Although whether a customer brings a KeepCup into a café mostly relies on the customer themselves, and Abigail says this type of sustainability action relies more on the consumer than the venue, she believes cafés still have a significant role to play in promoting sustainability.

The Sip Check campaign targets younger, social media savvy consumers who are demanding something different from their coffee. Image: KeepCup.

While takeaway cups are part of the industry, Abigail says the openness for consumers to change often comes back to the environments they find themselves in.

“The role of the café in the community is to be place where people can meet and discuss ideas. A lot of change starts in cafés – apart from the serving of amazing coffee and great food.  It’s those things that pull people together, and it’s that vibrancy that makes it such an important part of our community,” says Abigail.

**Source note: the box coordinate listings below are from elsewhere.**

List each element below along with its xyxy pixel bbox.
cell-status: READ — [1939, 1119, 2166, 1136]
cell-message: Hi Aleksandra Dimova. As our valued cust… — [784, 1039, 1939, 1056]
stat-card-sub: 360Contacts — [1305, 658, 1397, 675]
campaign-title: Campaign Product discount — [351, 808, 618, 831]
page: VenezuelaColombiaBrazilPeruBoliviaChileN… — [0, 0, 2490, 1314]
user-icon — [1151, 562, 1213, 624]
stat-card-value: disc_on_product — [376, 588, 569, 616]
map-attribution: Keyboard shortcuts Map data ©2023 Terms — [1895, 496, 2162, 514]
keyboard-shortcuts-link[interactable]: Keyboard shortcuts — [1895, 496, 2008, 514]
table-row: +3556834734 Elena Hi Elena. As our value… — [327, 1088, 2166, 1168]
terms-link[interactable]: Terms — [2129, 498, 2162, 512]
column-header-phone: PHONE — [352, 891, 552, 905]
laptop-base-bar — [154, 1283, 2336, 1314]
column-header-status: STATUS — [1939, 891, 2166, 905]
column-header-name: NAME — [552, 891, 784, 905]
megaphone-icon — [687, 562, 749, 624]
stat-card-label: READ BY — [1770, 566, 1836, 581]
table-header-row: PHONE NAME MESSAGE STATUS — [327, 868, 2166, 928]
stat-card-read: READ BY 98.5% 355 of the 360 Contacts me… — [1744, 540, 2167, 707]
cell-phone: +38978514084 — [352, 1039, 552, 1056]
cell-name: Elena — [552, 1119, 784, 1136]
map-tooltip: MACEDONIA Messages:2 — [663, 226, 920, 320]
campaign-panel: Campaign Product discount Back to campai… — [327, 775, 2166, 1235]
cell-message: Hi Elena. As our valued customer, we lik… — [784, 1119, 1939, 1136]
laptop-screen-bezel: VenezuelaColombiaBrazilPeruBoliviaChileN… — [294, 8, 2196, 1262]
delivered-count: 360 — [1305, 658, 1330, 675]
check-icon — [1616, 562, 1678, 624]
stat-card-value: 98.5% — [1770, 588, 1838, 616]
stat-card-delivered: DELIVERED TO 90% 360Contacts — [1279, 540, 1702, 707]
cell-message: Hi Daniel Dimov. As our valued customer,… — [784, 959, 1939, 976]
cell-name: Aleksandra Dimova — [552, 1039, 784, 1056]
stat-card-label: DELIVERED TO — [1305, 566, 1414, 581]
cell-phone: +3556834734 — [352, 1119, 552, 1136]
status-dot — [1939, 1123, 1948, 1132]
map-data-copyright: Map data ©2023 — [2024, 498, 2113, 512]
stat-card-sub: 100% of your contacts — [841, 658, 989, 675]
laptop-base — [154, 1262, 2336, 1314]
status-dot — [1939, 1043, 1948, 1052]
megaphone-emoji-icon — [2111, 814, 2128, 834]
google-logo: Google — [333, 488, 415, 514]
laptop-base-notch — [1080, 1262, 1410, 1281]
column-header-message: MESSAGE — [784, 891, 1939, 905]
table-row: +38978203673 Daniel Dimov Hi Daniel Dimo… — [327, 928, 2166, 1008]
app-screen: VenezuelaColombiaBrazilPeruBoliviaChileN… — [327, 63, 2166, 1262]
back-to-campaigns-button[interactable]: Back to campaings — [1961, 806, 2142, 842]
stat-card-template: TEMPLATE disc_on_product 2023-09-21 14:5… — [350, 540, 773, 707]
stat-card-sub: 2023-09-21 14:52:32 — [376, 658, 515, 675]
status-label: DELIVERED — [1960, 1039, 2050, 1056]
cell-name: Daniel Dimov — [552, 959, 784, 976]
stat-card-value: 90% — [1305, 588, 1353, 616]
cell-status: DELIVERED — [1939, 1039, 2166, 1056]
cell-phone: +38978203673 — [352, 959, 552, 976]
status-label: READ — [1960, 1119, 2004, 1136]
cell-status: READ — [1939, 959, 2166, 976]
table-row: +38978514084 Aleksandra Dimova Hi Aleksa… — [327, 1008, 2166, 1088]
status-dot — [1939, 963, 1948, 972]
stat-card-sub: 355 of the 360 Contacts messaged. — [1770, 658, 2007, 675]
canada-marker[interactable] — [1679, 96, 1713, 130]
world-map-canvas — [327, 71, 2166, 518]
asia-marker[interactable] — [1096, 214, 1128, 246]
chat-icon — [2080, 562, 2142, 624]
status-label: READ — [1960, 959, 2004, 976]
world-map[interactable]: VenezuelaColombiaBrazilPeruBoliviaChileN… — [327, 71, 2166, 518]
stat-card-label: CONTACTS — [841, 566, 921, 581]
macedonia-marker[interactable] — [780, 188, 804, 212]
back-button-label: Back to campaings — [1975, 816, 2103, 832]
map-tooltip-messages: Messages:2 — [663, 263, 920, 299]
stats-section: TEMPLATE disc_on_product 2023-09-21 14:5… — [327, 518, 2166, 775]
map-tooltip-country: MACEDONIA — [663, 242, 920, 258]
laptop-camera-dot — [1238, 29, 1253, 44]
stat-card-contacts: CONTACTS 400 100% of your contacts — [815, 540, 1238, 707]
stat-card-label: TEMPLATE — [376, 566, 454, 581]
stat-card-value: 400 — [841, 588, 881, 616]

“It starts at independent cafés. They were the ones that supported us when we first started, and something as small as a barista saying ‘that’s a cool KeepCup’ to a customer totally opens up the perception that it wasn’t just accepted that you brought a KeepCup to a café, it was encouraged.

“Baristas can be so influential to a café’s customers, and cafés are places that perform such an incredible role in our community. KeepCup is a huge part of that.”

For now, continue to watch this space. As Sip Check continues to gather traction on social media, Abigail teases there are still more exciting developments to come from KeepCup in 2026 and beyond.

“We’ve always been known for a single style of product and innovation, and it’s been a really exciting challenge for KeepCup to expand more into the lifestyle space and align with the modern consumer,” she says.

“But we’ve got lots of new products we’re preparing to launch that really get back into the coffee.”